Two secrets that will help you see more shades of grey in your Business Analysis career

SECRET # 1: There is more than one right answer in Business Analysis.

As a Business Analyst, especially when you are starting out, you are seeking to find the ‘right way’ to do your Business Analysis tasks and activities. You will find with more experience that you will probably never quite get the one definitive answer when it comes to how to apply Business Analysis methods, tools and techniques. Every organisation, project and individual Business Analyst has their way to apply the myriad of activities encapsulated as part of Business Analysis. The profession of Business Analysis is very clearly defined in an international standard guide called the Business Analysis Body of Knowledge (BABOK ® Guide). The key point about the BABOK ® Guide though is that it describes the profession of Business Analysis in terms of “what it is” and not in terms of “how to apply” it. There is however in most Business Analysis Techniques a “right way” to apply it but again it allows for you to choose the best time, situation and problem to apply it to. This is why an understanding that there are many different ways to apply Business Analysis tools and methods, depending on the situation, environment and problem, is a valuable insight to have. As you get more experienced as a Business Analyst you will find that this almost becomes a “hunch” you develop when faced with a particular task or business problem.

SECRET #2: Business Analysis tools are important, notation not so much.

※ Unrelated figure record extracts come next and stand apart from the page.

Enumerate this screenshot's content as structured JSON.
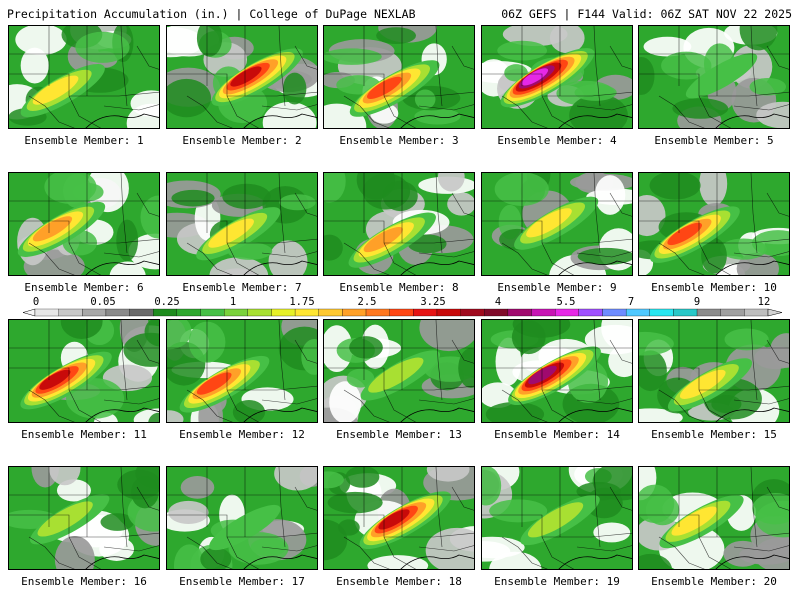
{
  "header": {
    "title_left": "Precipitation Accumulation (in.) | College of DuPage NEXLAB",
    "title_right": "06Z GEFS | F144 Valid: 06Z SAT NOV 22 2025"
  },
  "colorbar": {
    "tick_labels": [
      "0",
      "0.05",
      "0.25",
      "1",
      "1.75",
      "2.5",
      "3.25",
      "4",
      "5.5",
      "7",
      "9",
      "12"
    ],
    "colors": [
      "#e6e6e6",
      "#c8c8c8",
      "#a8a8a8",
      "#8a8a8a",
      "#6a6a6a",
      "#1e8c1e",
      "#2ea82e",
      "#46c046",
      "#7ad23c",
      "#a8e032",
      "#e6f028",
      "#ffe632",
      "#ffc832",
      "#ffa028",
      "#ff7820",
      "#ff4614",
      "#e61414",
      "#c80a0a",
      "#a00a1e",
      "#800a2a",
      "#a00a6e",
      "#c814b4",
      "#e628e6",
      "#a050ff",
      "#6e8cff",
      "#50c8ff",
      "#28e6f0",
      "#28c8c8",
      "#8c8c8c",
      "#a0a0a0",
      "#bebebe"
    ]
  },
  "members": [
    {
      "label": "Ensemble Member: 1",
      "intensity": 0.35
    },
    {
      "label": "Ensemble Member: 2",
      "intensity": 0.65
    },
    {
      "label": "Ensemble Member: 3",
      "intensity": 0.55
    },
    {
      "label": "Ensemble Member: 4",
      "intensity": 0.85
    },
    {
      "label": "Ensemble Member: 5",
      "intensity": 0.1
    },
    {
      "label": "Ensemble Member: 6",
      "intensity": 0.45
    },
    {
      "label": "Ensemble Member: 7",
      "intensity": 0.4
    },
    {
      "label": "Ensemble Member: 8",
      "intensity": 0.45
    },
    {
      "label": "Ensemble Member: 9",
      "intensity": 0.35
    },
    {
      "label": "Ensemble Member: 10",
      "intensity": 0.55
    },
    {
      "label": "Ensemble Member: 11",
      "intensity": 0.65
    },
    {
      "label": "Ensemble Member: 12",
      "intensity": 0.6
    },
    {
      "label": "Ensemble Member: 13",
      "intensity": 0.3
    },
    {
      "label": "Ensemble Member: 14",
      "intensity": 0.8
    },
    {
      "label": "Ensemble Member: 15",
      "intensity": 0.4
    },
    {
      "label": "Ensemble Member: 16",
      "intensity": 0.3
    },
    {
      "label": "Ensemble Member: 17",
      "intensity": 0.2
    },
    {
      "label": "Ensemble Member: 18",
      "intensity": 0.7
    },
    {
      "label": "Ensemble Member: 19",
      "intensity": 0.3
    },
    {
      "label": "Ensemble Member: 20",
      "intensity": 0.4
    }
  ]
}
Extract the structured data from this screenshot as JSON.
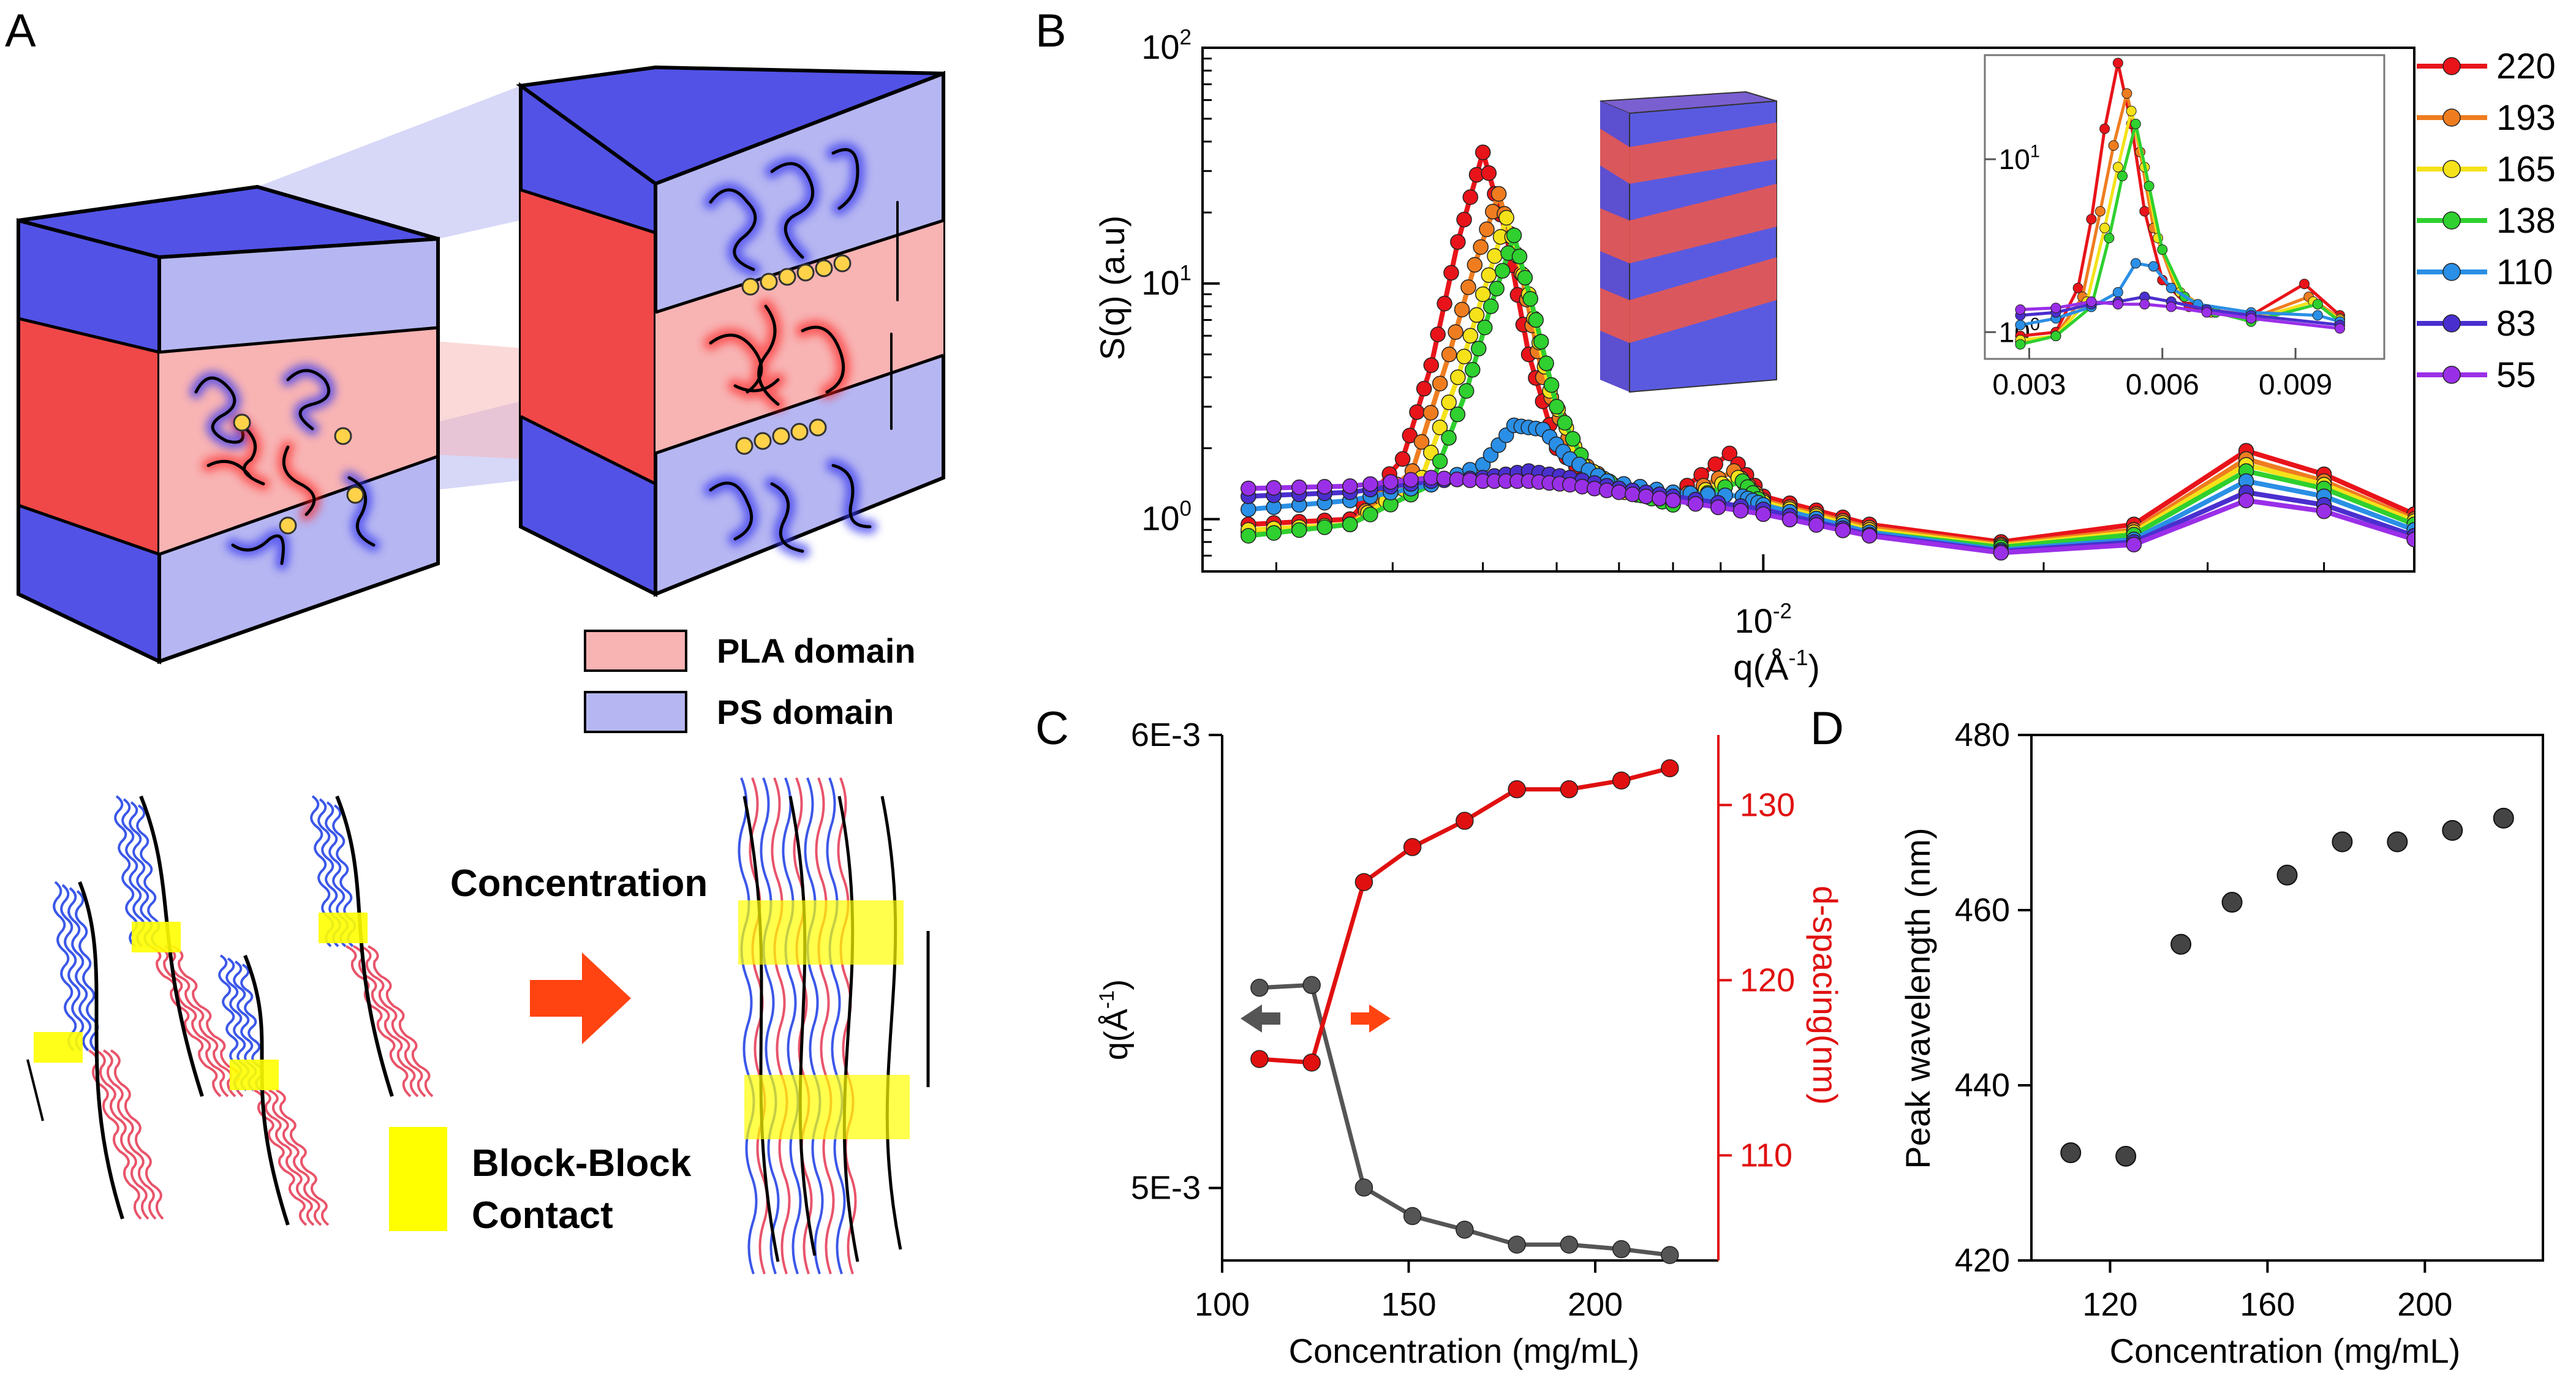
{
  "panels": {
    "A": "A",
    "B": "B",
    "C": "C",
    "D": "D"
  },
  "colors": {
    "pla": "#f8b3b3",
    "ps": "#b6b6f2",
    "ps_face": "#5252e6",
    "pla_face": "#f04848",
    "contact": "#ffff00",
    "arrow": "#ff4411",
    "c_left": "#555555",
    "c_right": "#e01010"
  },
  "panelA": {
    "legend": [
      {
        "label": "PLA domain",
        "color": "#f8b3b3"
      },
      {
        "label": "PS domain",
        "color": "#b6b6f2"
      }
    ],
    "concentration_label": "Concentration",
    "contact_label_line1": "Block-Block",
    "contact_label_line2": "Contact"
  },
  "panelB": {
    "xlabel": "q(Å",
    "xlabel_sup": "-1",
    "xlabel_end": ")",
    "ylabel": "S(q) (a.u)",
    "x_tick": {
      "base": "10",
      "exp": "-2"
    },
    "y_ticks": [
      {
        "base": "10",
        "exp": "2"
      },
      {
        "base": "10",
        "exp": "1"
      },
      {
        "base": "10",
        "exp": "0"
      }
    ],
    "inset_x_ticks": [
      "0.003",
      "0.006",
      "0.009"
    ],
    "inset_y_ticks": [
      {
        "base": "10",
        "exp": "1"
      },
      {
        "base": "10",
        "exp": "0"
      }
    ]
  },
  "chart_data": [
    {
      "type": "line",
      "panel": "B",
      "xscale": "log",
      "yscale": "log",
      "xlim": [
        0.0025,
        0.05
      ],
      "ylim": [
        0.6,
        100
      ],
      "legend_position": "right",
      "series": [
        {
          "name": "220",
          "color": "#e8141a",
          "points": [
            [
              0.0028,
              0.95
            ],
            [
              0.0036,
              1.0
            ],
            [
              0.0041,
              1.8
            ],
            [
              0.0044,
              4.5
            ],
            [
              0.0047,
              15
            ],
            [
              0.005,
              36
            ],
            [
              0.0053,
              16
            ],
            [
              0.0056,
              5
            ],
            [
              0.006,
              2.0
            ],
            [
              0.0066,
              1.4
            ],
            [
              0.008,
              1.25
            ],
            [
              0.0092,
              1.9
            ],
            [
              0.01,
              1.25
            ],
            [
              0.013,
              0.95
            ],
            [
              0.018,
              0.8
            ],
            [
              0.025,
              0.95
            ],
            [
              0.033,
              1.95
            ],
            [
              0.04,
              1.55
            ],
            [
              0.05,
              1.05
            ]
          ]
        },
        {
          "name": "193",
          "color": "#ef7d20",
          "points": [
            [
              0.0028,
              0.88
            ],
            [
              0.0036,
              0.95
            ],
            [
              0.0042,
              1.6
            ],
            [
              0.0046,
              5
            ],
            [
              0.0049,
              12
            ],
            [
              0.0052,
              24
            ],
            [
              0.0055,
              11
            ],
            [
              0.0058,
              4
            ],
            [
              0.0063,
              1.8
            ],
            [
              0.007,
              1.35
            ],
            [
              0.008,
              1.2
            ],
            [
              0.0093,
              1.6
            ],
            [
              0.01,
              1.2
            ],
            [
              0.013,
              0.92
            ],
            [
              0.018,
              0.78
            ],
            [
              0.025,
              0.9
            ],
            [
              0.033,
              1.8
            ],
            [
              0.04,
              1.45
            ],
            [
              0.05,
              1.0
            ]
          ]
        },
        {
          "name": "165",
          "color": "#f5e21a",
          "points": [
            [
              0.0028,
              0.9
            ],
            [
              0.0036,
              0.95
            ],
            [
              0.0043,
              1.5
            ],
            [
              0.0047,
              4
            ],
            [
              0.005,
              9
            ],
            [
              0.0053,
              19
            ],
            [
              0.0056,
              9
            ],
            [
              0.0059,
              3.5
            ],
            [
              0.0064,
              1.7
            ],
            [
              0.0071,
              1.3
            ],
            [
              0.008,
              1.18
            ],
            [
              0.0094,
              1.5
            ],
            [
              0.01,
              1.18
            ],
            [
              0.013,
              0.9
            ],
            [
              0.018,
              0.77
            ],
            [
              0.025,
              0.88
            ],
            [
              0.033,
              1.7
            ],
            [
              0.04,
              1.4
            ],
            [
              0.05,
              0.98
            ]
          ]
        },
        {
          "name": "138",
          "color": "#2fd02f",
          "points": [
            [
              0.0028,
              0.85
            ],
            [
              0.0036,
              0.95
            ],
            [
              0.0044,
              1.4
            ],
            [
              0.0048,
              3.5
            ],
            [
              0.0051,
              8
            ],
            [
              0.0054,
              16
            ],
            [
              0.0057,
              7
            ],
            [
              0.006,
              3
            ],
            [
              0.0065,
              1.6
            ],
            [
              0.0072,
              1.3
            ],
            [
              0.008,
              1.15
            ],
            [
              0.0095,
              1.45
            ],
            [
              0.01,
              1.15
            ],
            [
              0.013,
              0.88
            ],
            [
              0.018,
              0.76
            ],
            [
              0.025,
              0.86
            ],
            [
              0.033,
              1.6
            ],
            [
              0.04,
              1.35
            ],
            [
              0.05,
              0.95
            ]
          ]
        },
        {
          "name": "110",
          "color": "#2a8fe6",
          "points": [
            [
              0.0028,
              1.1
            ],
            [
              0.0036,
              1.2
            ],
            [
              0.0044,
              1.4
            ],
            [
              0.005,
              1.7
            ],
            [
              0.0054,
              2.5
            ],
            [
              0.0058,
              2.4
            ],
            [
              0.0062,
              1.8
            ],
            [
              0.0068,
              1.45
            ],
            [
              0.008,
              1.3
            ],
            [
              0.0095,
              1.25
            ],
            [
              0.01,
              1.15
            ],
            [
              0.013,
              0.88
            ],
            [
              0.018,
              0.74
            ],
            [
              0.025,
              0.82
            ],
            [
              0.033,
              1.45
            ],
            [
              0.04,
              1.25
            ],
            [
              0.05,
              0.9
            ]
          ]
        },
        {
          "name": "83",
          "color": "#4a2fcf",
          "points": [
            [
              0.0028,
              1.25
            ],
            [
              0.0036,
              1.3
            ],
            [
              0.0044,
              1.45
            ],
            [
              0.005,
              1.5
            ],
            [
              0.0056,
              1.6
            ],
            [
              0.0062,
              1.5
            ],
            [
              0.007,
              1.35
            ],
            [
              0.008,
              1.25
            ],
            [
              0.01,
              1.1
            ],
            [
              0.013,
              0.86
            ],
            [
              0.018,
              0.73
            ],
            [
              0.025,
              0.8
            ],
            [
              0.033,
              1.3
            ],
            [
              0.04,
              1.15
            ],
            [
              0.05,
              0.85
            ]
          ]
        },
        {
          "name": "55",
          "color": "#9a2fe8",
          "points": [
            [
              0.0028,
              1.35
            ],
            [
              0.0036,
              1.38
            ],
            [
              0.0044,
              1.5
            ],
            [
              0.005,
              1.45
            ],
            [
              0.0056,
              1.45
            ],
            [
              0.0062,
              1.4
            ],
            [
              0.007,
              1.3
            ],
            [
              0.008,
              1.2
            ],
            [
              0.01,
              1.05
            ],
            [
              0.013,
              0.85
            ],
            [
              0.018,
              0.72
            ],
            [
              0.025,
              0.78
            ],
            [
              0.033,
              1.2
            ],
            [
              0.04,
              1.08
            ],
            [
              0.05,
              0.82
            ]
          ]
        }
      ]
    },
    {
      "type": "line",
      "panel": "C",
      "xlabel": "Concentration (mg/mL)",
      "ylabel_left": "q(Å",
      "ylabel_left_sup": "-1",
      "ylabel_left_end": ")",
      "ylabel_right": "d-spacing(nm)",
      "xlim": [
        100,
        233
      ],
      "ylim_left": [
        0.00484,
        0.006
      ],
      "ylim_right": [
        104,
        134
      ],
      "x_ticks": [
        "100",
        "150",
        "200"
      ],
      "y_ticks_left": [
        "6E-3",
        "5E-3"
      ],
      "y_ticks_right": [
        "130",
        "120",
        "110"
      ],
      "x": [
        110,
        124,
        138,
        151,
        165,
        179,
        193,
        207,
        220
      ],
      "q": [
        0.005442,
        0.005448,
        0.005001,
        0.004938,
        0.004908,
        0.004875,
        0.004875,
        0.004865,
        0.004852
      ],
      "d_spacing": [
        115.5,
        115.3,
        125.6,
        127.6,
        129.1,
        130.9,
        130.9,
        131.4,
        132.1
      ]
    },
    {
      "type": "scatter",
      "panel": "D",
      "xlabel": "Concentration (mg/mL)",
      "ylabel": "Peak wavelength (nm)",
      "xlim": [
        100,
        230
      ],
      "ylim": [
        420,
        480
      ],
      "x_ticks": [
        "120",
        "160",
        "200"
      ],
      "y_ticks": [
        "420",
        "440",
        "460",
        "480"
      ],
      "x": [
        110,
        124,
        138,
        151,
        165,
        179,
        193,
        207,
        220
      ],
      "y": [
        432.3,
        431.9,
        456.1,
        460.9,
        464.0,
        467.8,
        467.8,
        469.1,
        470.5
      ]
    }
  ]
}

This is probably the secret that really good business analysts know but don’t necessarily tell others quite this explicitly. Once you have mastered Secret Number 1 in this article, you will be in an experienced enough position to start applying this secret. So what is this secret? This secret is that getting the specific notation exactly right when you draw diagrams for documents (unless it is low level detailed functional specifications and the audience is software developers) it is not always needed and can in many cases even be a hindrance when you use every correct notational element in a diagram. There are two reasons why this secret, when applied correctly have a lot of value. Firstly, as a Business Analyst our main stakeholders are business stakeholders who do not have familiarity with the intricate notational details of some of the Business Analysis techniques and frankly do not care about them. It is advisable to not show your Business Stakeholders unnecessary notational elements on a diagram when you do believe that a particular type of diagram is the best way to demonstrate a concept or process. The second reason why this secret is a useful one to apply is because it then opens up your ability as a Business Analyst to apply your knowledge of business analysis tools in a variety of more creative ways to reach the end goal of communicating the requirement accurately and more effectively to your audience.

The only caveat I would give you as a Business Analyst here around this secret is that you must know the audience of your diagrams or business analysis documents before judging how technically correct the notation should or should not have to be. It is very important to make a sound judgement call about the stakeholders before you choose to apply Secret 2.

In conclusion

The profession of Business Analysis is extremely versatile, interesting and flexible while also being specialised and clearly defined. It should be your goal as a Business Analyst to become so well versed in the different Business Analysis tools that it is easy for you to interpret and respond to all the different shades of grey of Business Analysis and make the music flow.